Jacob nodded slowly, hurt afresh and wanting to hurt back. ‘And twice your age. A widower, the paper said, with two bairns, and his wife still warm in her grave when he wed you. Seems this
good, fine man didn’t waste any time in making sure his needs were provided for.’

She blinked, her face turning a shade paler. ‘It wasn’t like that.’

‘No?’ When she remained silent, he said tersely, ‘I understand you have a daughter. Thirteen months, isn’t she? And you say it wasn’t like that?’
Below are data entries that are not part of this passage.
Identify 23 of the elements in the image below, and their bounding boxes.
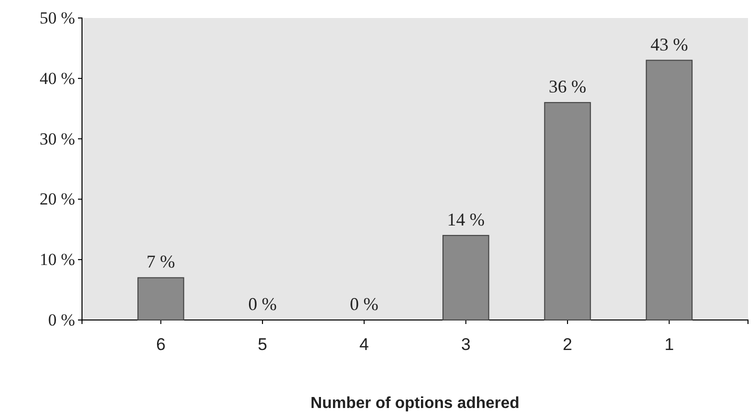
bar <box>442 234 490 320</box>
y-tick-label: 50 % <box>40 8 75 28</box>
y-tick-label: 0 % <box>48 310 75 330</box>
data-label: 0 % <box>350 294 378 314</box>
bar <box>544 102 591 320</box>
bar <box>646 60 693 320</box>
data-label: 7 % <box>146 252 176 272</box>
data-label: 36 % <box>548 76 586 97</box>
y-tick-label: 10 % <box>40 250 75 270</box>
x-tick-label: 5 <box>258 335 268 354</box>
data-label: 43 % <box>650 34 688 54</box>
x-tick-label: 6 <box>156 335 166 354</box>
x-tick-label: 2 <box>562 335 572 354</box>
data-label: 14 % <box>447 209 485 230</box>
x-tick-label: 4 <box>359 335 369 354</box>
data-label: 0 % <box>248 294 277 314</box>
y-tick-label: 40 % <box>40 68 75 88</box>
bar <box>137 277 184 320</box>
y-tick-label: 20 % <box>40 190 75 209</box>
y-tick-label: 30 % <box>40 129 75 148</box>
x-axis-title: Number of options adhered <box>310 395 520 412</box>
x-tick-label: 3 <box>461 335 471 354</box>
x-tick-label: 1 <box>664 335 674 354</box>
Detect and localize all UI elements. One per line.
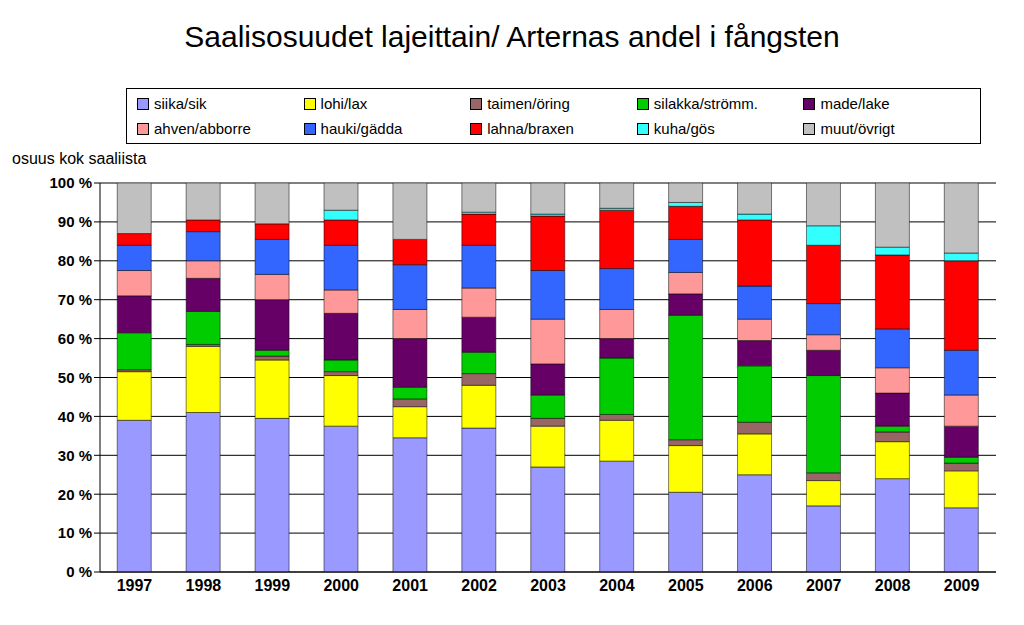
svg-text:100 %: 100 % [49,174,92,191]
html-text:siika/sik: siika/sik [154,95,207,112]
svg-text:0 %: 0 % [66,563,92,580]
svg-text:70 %: 70 % [58,291,92,308]
svg-text:2000: 2000 [323,577,359,594]
svg-text:2001: 2001 [392,577,428,594]
svg-text:80 %: 80 % [58,252,92,269]
html-text:muut/övrigt: muut/övrigt [820,120,895,137]
svg-text:2004: 2004 [599,577,635,594]
html-text:lohi/lax: lohi/lax [320,95,368,112]
svg-text:2008: 2008 [875,577,911,594]
html-text:kuha/gös: kuha/gös [653,120,715,137]
html-text:silakka/strömm.: silakka/strömm. [653,95,758,112]
svg-text:2009: 2009 [944,577,980,594]
html-text:ahven/abborre: ahven/abborre [154,120,251,137]
html-text:made/lake: made/lake [820,95,890,112]
svg-text:1998: 1998 [186,577,222,594]
svg-text:2003: 2003 [530,577,566,594]
svg-text:90 %: 90 % [58,213,92,230]
html-text:lahna/braxen: lahna/braxen [487,120,574,137]
svg-text:2006: 2006 [737,577,773,594]
html-text:hauki/gädda: hauki/gädda [320,120,403,137]
svg-text:1999: 1999 [255,577,291,594]
svg-text:60 %: 60 % [58,330,92,347]
svg-text:2007: 2007 [806,577,842,594]
html-text:osuus kok saaliista: osuus kok saaliista [12,150,147,167]
html-text:Saalisosuudet lajeittain/ Arte: Saalisosuudet lajeittain/ Arternas andel… [184,20,840,53]
html-text:taimen/öring: taimen/öring [487,95,570,112]
svg-text:30 %: 30 % [58,447,92,464]
svg-text:1997: 1997 [117,577,153,594]
svg-text:10 %: 10 % [58,524,92,541]
svg-text:50 %: 50 % [58,369,92,386]
svg-text:2002: 2002 [461,577,497,594]
svg-text:20 %: 20 % [58,486,92,503]
svg-text:2005: 2005 [668,577,704,594]
svg-text:40 %: 40 % [58,408,92,425]
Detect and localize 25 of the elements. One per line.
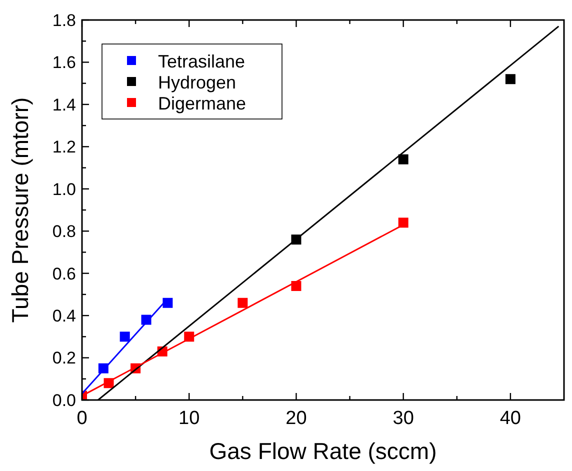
legend-label: Digermane [158,93,246,114]
y-tick-label: 1.4 [52,95,76,114]
x-tick-label: 10 [178,408,200,429]
legend-label: Hydrogen [158,72,236,92]
y-tick-label: 0.6 [52,264,76,284]
y-tick-label: 1.6 [52,53,76,72]
text: 1.0 [52,180,76,199]
point [238,298,248,308]
y-tick-label: 1.8 [52,10,76,30]
point [398,154,408,164]
point [505,74,516,84]
legend-label: Tetrasilane [158,51,246,72]
x-tick-label: 0 [76,408,88,429]
y-tick-label: 0.4 [52,306,76,326]
x-tick-label: 30 [392,408,414,429]
y-axis-title: Tube Pressure (mtorr) [7,97,33,323]
point [120,332,130,342]
text: 0.0 [52,390,76,410]
y-tick-label: 0.2 [52,348,76,368]
x-tick-label: 20 [286,408,307,429]
x-axis-title: Gas Flow Rate (sccm) [209,438,437,464]
point [398,218,408,228]
x-tick-label: 40 [500,408,522,429]
y-tick-label: 1.2 [52,138,76,157]
y-tick-label: 0.8 [52,222,76,242]
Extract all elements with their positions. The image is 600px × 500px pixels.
She wanted to take the look out of his eyes, to confess everything, tell him the truth, but to do so would be a death sentence for him and maybe for her too, and there was Daisy to think of. He
would go looking for his brother. Whether he killed Tom, or Tom killed him, the end result would be the same. Jacob would either be dead or would swing at the end of a rope. If she gave him the
slightest inkling, fresh blood would be on her hands. This had to end. Now. Her voice hardly audible, she said, ‘You shouldn’t have come here today, Jacob.’

She actually registered in her own body the flinch he gave. She was near tears, but she told herself she must not give way because, if she did, she would be lost. Enough people had been
sacrificed because of her. First her father and Ernie, then Perce, but if Jacob was attacked a second time, he would not survive it. Tom would make sure of that. From the moment she’d seen Tom
today she had been absolutely sure he’d arranged the beating Jacob had taken that night two years ago, and that he’d expected his brother to die. Maybe she had always known it deep
down.

Jacob stood looking down at her bowed head. He heard himself say stiffly, ‘I can see that’, while his mind shouted at him, ‘Tell her how you feel, man. What does it matter
about her husband – he’s dead and gone. Tell her you love her.’

But what was the use? And why humiliate himself further? Everything about her stated that she wanted him gone. He was an embarrassment, a reminder of things best forgotten, as far as she was
concerned. She had said he shouldn’t have come. Well, she needn’t worry. Hell would freeze over before he’d come again. The finality of the thought came through in his voice when
he said quietly, ‘Goodbye, Lucy.’

He turned, striding away through the snow, which was now swirling and dancing in an already white world, and he didn’t look back. It would have served no purpose if he did. He could barely
see a thing through the mist of tears blinding his eyes.